Ce don fait par Pépin le bref en l'an 754, sera réitéré 20 ans plus tard par son fils, Charlemagne.

Cette propriété sera toutefois plus légale que factuelle puisque par la suite se seront Pise et Gênes qui présideront aux destinées de la corse et de ses habitants.


Les gardes corses du Pape :
Il y a très peu de sources sur l'origine de la présence d'une garde corse pour assurer la sécurité du pape, ce qui est plus connu est la raison de son départ (puisque celui ci aura lieu durant une période de prééminence de l'écrit sur la transmission orale) nous pouvons toutefois avancer que c'est en 1378 lors de l'installation définitive du Saint-Siège à Rome que le Pape choisira la garde (sélectionnant ses membres parmi la population des territoires dont il était le propriétaire, et donc des corses).

La fin de la garde corse :
La disparition de ce corps chargé de la protection du Pape sera entérinée à la moitié du XVIIe siècle consécutivement à un désaccord entre le Pape Alexandre VII et le Roi de France Louis XIV, désaccord qui avait failli dégénérer en conflit armé.

L'affaire remonte si l'on en croit certains historiens à l'arrestation d'un malfrat par les gardes corses (sur ordre du Nonce Fabio Chigi, neveu du pape) dans les domaines du cardinal d'Este. Ce dernier courroucé fit appel a des ministres étrangers aux fins d'arbitrage.

Louis XIV qui s'opposait alors au pape sur la question des quartiers d'ambassade, et donc désireux d'affermir sa position, y répondit prestement. Il dépêcha Charles III, duc de Créquy, en tant qu'ambassadeur extraordinaire à Rome accompagné de plusieurs soldats.

La situation dégénéra alors que les soldats du duc passèrent à tabac et injurièrent deux gardes corses dans un cabaret romain, bien sur une sanction fut prononcée à l'encontre des auteurs de l'outrage mais elle ne fut pas du goût de Fabio Chigi, et encore moins à celui des gardes corses.

Ces derniers se rendirent sous les fenêtres de l'ambassadeur de France, place Farnèse quartier du Corso, afin de manifester leur mécontentement et aux échanges de noms d'oiseaux entre les parties succédèrent bientôt les coups de feu.

Malencontreusement les gardes corses dirigèrent le feu de leurs armes en direction du carrosse du Duc de Créquy et atteignirent mortellement un de ses pages.

Louis XIV ne manqua pas d'exploiter ce malheur et exigea immédiatement des sanctions exemplaires et une réparation. Alexandre VII refusa et en appela à l'arbitrage espagnol.
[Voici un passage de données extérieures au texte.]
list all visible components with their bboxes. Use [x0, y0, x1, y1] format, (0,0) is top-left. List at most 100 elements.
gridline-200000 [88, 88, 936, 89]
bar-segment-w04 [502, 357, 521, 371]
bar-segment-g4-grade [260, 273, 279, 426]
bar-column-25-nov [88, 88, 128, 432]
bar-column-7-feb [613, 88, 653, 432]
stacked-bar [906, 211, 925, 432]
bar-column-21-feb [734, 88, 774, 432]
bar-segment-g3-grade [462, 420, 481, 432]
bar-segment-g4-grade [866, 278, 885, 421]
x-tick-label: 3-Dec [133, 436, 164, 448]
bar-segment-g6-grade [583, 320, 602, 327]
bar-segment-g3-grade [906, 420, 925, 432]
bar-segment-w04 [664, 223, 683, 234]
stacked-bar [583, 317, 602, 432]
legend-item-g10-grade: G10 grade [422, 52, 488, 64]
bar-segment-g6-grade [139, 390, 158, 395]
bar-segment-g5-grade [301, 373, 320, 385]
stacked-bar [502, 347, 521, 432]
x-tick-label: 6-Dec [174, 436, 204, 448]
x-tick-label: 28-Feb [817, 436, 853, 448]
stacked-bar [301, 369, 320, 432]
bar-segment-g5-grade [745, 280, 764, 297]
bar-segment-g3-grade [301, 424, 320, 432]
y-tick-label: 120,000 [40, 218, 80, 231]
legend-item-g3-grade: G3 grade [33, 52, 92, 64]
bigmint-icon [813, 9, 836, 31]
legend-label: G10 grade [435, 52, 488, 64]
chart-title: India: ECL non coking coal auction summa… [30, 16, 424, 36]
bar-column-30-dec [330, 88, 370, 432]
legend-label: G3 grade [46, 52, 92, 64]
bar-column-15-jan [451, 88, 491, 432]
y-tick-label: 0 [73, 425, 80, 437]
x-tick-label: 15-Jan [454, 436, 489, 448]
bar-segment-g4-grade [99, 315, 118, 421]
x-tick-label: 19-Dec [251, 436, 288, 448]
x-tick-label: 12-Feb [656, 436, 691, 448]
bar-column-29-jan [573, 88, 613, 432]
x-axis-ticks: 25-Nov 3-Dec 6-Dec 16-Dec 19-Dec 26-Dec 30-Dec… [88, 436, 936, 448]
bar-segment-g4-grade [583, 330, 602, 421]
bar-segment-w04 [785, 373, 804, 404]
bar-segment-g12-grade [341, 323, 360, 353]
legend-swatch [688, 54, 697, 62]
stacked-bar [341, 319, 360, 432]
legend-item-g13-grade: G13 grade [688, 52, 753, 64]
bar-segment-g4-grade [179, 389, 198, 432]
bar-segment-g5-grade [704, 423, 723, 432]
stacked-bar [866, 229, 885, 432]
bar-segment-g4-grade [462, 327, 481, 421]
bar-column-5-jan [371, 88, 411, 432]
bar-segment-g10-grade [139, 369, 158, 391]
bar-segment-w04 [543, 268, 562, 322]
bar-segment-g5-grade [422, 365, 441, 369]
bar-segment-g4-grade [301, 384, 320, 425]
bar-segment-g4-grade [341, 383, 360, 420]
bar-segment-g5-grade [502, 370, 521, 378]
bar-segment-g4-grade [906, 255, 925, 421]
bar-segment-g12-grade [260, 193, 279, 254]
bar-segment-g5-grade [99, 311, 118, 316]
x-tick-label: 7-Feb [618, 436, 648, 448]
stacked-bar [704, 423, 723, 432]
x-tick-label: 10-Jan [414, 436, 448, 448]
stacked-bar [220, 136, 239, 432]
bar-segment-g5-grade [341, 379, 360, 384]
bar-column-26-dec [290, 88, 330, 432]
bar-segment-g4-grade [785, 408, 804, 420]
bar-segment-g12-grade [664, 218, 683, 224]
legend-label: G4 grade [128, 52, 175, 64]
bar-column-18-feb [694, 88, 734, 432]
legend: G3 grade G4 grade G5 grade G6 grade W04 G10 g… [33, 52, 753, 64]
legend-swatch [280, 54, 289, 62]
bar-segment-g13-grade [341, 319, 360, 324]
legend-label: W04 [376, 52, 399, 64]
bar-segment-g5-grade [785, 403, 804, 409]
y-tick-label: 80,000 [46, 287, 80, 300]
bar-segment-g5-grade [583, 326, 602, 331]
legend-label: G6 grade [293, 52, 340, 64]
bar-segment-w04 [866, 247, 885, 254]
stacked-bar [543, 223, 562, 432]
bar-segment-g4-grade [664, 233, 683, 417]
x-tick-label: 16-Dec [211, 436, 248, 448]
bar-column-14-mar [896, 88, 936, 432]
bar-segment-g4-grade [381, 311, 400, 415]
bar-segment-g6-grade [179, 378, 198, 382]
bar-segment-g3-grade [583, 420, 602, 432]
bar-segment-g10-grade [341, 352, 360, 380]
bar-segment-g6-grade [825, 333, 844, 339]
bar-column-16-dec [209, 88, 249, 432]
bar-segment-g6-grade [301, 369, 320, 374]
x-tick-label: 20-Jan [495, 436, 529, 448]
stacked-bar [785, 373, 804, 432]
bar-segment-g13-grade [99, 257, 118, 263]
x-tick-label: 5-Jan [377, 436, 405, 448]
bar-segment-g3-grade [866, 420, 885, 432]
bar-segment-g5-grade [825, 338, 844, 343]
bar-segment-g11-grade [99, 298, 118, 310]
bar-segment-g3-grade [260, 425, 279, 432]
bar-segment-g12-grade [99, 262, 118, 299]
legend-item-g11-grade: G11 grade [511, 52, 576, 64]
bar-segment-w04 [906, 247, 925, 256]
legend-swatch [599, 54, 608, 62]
Pour peser sur les négociations, Louis XIV décida de réunifier les états d'Avignon (qui étaient alors sous domination papale, avignon était l'ancien siège de la papauté) à sa couronne et le pape dû céder.

Il envoya donc à la cour du roi de France le Cardinal Chigi présenter excuses et compliments, il accepta de dissoudre la garde corse et d'envoyer une partie de ses membres en galère et enfin de régler une somme d'argent pour dédommager le décès du page.

Louis XIV obtint également l'édification, en 1664 dans la grande cour du Vatican, d'une pyramide d'infamie dédiée au peuple corse qualifié de nation toujours infâme, odieuse aux peuples et désormais indigne de servir les rois.

Cette Pyramide de marbre noir ne fut détruite que 4 ans plus tard sur ordre du pape Clément IX qui la considérait comme une infamie inacceptable faite à l' égard des corses.

Du souvenir de cette histoire ne subsiste plus qu'une tapisserie exposée au château de Fontainebleau et une plaque de bronze au musée du Louvre.